Штефа вдруг встал, подошел к окну, за которым уже было совсем темно, и запрокинул голову, глядя на звезды.
«За можем ми руже квитла…» — неожиданно запел он. В его голосе звучала боль и тоска.
— Поют у нас еще эту песенку? — спросил он, медленно оборачиваясь. — Сколько раз я пел ее, когда оставался в этой глуши совершенно один, и всегда мне вспоминался лужицкий вокзал с ребятами, оркестр и топот танцующих на платформе. Боже, боже, увижу ли я это еще хоть раз на старости лет?
Тягостные воспоминания снова вернули Штефу в окружавшую Аньятужью пампу, заросшую тернистым виналом и колючками.
— Известное дело, гринго за все платит втридорога, — сказал он минуту спустя. — Я пришел к каменщикам, среди них было много итальянцев. Они мне сказали, что я буду исполнять обязанности medio oficial.
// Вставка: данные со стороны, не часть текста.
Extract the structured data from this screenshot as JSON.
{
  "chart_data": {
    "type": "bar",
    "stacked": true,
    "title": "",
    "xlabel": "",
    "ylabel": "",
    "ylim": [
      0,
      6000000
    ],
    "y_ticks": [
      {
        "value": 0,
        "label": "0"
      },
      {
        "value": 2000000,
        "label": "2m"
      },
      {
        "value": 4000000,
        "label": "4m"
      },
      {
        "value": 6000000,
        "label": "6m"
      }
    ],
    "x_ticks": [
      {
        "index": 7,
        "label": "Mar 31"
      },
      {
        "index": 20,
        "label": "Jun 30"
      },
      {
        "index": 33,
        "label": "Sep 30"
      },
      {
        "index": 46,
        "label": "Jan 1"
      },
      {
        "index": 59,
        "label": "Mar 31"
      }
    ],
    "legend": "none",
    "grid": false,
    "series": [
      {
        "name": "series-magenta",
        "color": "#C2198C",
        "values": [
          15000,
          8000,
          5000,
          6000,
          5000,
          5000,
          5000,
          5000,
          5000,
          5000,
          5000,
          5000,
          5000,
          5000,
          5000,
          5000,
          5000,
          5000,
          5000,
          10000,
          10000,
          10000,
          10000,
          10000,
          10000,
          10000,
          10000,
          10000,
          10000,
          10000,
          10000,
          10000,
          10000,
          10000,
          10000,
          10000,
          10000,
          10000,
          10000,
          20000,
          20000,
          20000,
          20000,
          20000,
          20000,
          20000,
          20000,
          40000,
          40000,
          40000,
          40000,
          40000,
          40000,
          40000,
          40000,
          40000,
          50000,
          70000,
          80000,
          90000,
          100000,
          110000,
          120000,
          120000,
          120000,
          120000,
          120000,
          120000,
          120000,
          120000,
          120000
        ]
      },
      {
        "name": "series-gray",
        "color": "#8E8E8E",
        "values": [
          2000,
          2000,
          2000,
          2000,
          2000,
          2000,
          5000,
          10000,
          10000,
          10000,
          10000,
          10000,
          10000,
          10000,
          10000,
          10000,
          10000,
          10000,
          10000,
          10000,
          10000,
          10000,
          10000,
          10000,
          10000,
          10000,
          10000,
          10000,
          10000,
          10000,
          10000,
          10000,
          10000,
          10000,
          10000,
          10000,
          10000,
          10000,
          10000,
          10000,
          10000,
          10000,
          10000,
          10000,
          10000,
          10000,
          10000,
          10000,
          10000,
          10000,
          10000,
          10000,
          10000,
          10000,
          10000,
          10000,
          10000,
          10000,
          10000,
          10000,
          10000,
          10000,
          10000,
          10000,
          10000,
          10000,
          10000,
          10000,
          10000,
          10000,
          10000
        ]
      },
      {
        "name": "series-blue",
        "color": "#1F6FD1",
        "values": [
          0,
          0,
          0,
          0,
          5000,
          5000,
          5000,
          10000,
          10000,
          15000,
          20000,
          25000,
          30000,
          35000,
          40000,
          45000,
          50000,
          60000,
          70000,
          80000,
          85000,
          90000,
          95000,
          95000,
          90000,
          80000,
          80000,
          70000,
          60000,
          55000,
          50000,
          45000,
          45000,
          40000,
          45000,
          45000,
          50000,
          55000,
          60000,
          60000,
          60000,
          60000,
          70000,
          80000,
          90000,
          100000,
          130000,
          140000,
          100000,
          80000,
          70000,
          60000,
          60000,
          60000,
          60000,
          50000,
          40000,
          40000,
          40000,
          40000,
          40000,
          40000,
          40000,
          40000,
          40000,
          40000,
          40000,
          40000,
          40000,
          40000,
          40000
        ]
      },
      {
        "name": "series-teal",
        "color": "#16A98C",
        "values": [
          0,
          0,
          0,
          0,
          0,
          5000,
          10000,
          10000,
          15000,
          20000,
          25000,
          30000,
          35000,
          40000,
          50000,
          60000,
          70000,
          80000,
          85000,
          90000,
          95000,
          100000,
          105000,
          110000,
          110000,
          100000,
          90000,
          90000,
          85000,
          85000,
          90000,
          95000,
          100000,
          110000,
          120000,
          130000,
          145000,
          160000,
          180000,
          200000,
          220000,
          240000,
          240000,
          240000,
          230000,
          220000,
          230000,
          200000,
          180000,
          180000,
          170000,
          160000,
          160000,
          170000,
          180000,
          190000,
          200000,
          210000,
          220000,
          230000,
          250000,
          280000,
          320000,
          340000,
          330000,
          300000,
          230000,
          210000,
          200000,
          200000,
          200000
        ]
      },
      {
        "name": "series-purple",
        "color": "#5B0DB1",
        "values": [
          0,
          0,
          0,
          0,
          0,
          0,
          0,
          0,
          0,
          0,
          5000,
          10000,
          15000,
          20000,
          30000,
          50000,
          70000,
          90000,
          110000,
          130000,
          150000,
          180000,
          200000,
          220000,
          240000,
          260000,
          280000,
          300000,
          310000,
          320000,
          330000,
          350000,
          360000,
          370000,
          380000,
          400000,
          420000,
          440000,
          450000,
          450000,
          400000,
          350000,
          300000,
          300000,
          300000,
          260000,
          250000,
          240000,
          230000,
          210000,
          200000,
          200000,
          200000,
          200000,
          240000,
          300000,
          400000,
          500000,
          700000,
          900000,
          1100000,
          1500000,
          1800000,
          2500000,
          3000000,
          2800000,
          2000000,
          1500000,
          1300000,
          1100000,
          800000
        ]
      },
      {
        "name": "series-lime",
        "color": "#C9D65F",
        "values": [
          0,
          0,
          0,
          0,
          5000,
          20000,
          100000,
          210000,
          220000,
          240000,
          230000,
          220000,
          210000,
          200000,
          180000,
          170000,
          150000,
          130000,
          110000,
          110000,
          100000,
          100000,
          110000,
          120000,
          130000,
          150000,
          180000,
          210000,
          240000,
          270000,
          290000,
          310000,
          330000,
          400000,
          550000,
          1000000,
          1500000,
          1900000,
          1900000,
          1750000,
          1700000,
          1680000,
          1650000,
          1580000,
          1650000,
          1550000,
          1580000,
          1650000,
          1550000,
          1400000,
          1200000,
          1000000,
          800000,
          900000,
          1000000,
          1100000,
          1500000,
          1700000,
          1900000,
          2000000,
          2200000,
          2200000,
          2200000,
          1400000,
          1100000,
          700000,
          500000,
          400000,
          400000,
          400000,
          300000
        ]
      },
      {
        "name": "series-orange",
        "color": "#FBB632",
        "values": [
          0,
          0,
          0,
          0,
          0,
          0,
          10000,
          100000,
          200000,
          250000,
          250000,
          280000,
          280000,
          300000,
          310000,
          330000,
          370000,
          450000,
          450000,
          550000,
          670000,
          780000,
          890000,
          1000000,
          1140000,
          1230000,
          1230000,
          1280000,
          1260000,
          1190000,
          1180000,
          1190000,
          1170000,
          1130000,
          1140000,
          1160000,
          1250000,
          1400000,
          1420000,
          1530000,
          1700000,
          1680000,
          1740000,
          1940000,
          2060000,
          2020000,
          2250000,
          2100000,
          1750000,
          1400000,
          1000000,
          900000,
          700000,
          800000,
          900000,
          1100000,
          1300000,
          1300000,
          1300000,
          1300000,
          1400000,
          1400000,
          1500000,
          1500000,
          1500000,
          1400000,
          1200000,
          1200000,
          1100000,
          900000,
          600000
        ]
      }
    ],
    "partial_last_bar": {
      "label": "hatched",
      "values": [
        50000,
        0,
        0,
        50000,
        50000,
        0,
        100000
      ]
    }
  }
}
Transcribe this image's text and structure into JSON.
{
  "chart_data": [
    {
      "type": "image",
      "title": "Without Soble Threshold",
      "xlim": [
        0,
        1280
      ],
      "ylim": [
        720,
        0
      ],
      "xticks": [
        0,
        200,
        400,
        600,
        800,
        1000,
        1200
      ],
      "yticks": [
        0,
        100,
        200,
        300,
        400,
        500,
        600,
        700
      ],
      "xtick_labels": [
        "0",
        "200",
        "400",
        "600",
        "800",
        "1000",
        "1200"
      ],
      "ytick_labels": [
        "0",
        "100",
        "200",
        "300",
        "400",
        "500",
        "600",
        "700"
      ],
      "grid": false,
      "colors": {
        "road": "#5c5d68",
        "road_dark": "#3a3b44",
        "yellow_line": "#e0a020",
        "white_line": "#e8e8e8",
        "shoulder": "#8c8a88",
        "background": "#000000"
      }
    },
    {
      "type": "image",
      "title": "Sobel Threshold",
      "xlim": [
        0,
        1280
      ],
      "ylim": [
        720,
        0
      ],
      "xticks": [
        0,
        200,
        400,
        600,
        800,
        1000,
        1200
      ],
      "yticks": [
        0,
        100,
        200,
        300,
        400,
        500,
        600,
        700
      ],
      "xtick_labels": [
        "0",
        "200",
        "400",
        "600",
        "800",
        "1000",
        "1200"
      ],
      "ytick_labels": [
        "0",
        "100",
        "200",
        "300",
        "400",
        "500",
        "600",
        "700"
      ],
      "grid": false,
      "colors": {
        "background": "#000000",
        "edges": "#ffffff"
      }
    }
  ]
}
Я в то время знал из кастижьё едва десять слов и поэтому подумал: «Меня здесь уважают за то, что я тоже из Европы, буду, наверное, работать где-нибудь в канцелярии, у какого-либо чиновника, официала». Но я просчитался. Официалом у этих испанцев называется помощник, поденщик. А мне предстояло быть даже не поденщиком, а чем-то средним между начинающим рабочим и подмастерьем. Я был у них подносчиком. Однако я утешал себя тем, что так вечно продолжаться не будет, и старался изо всех сил.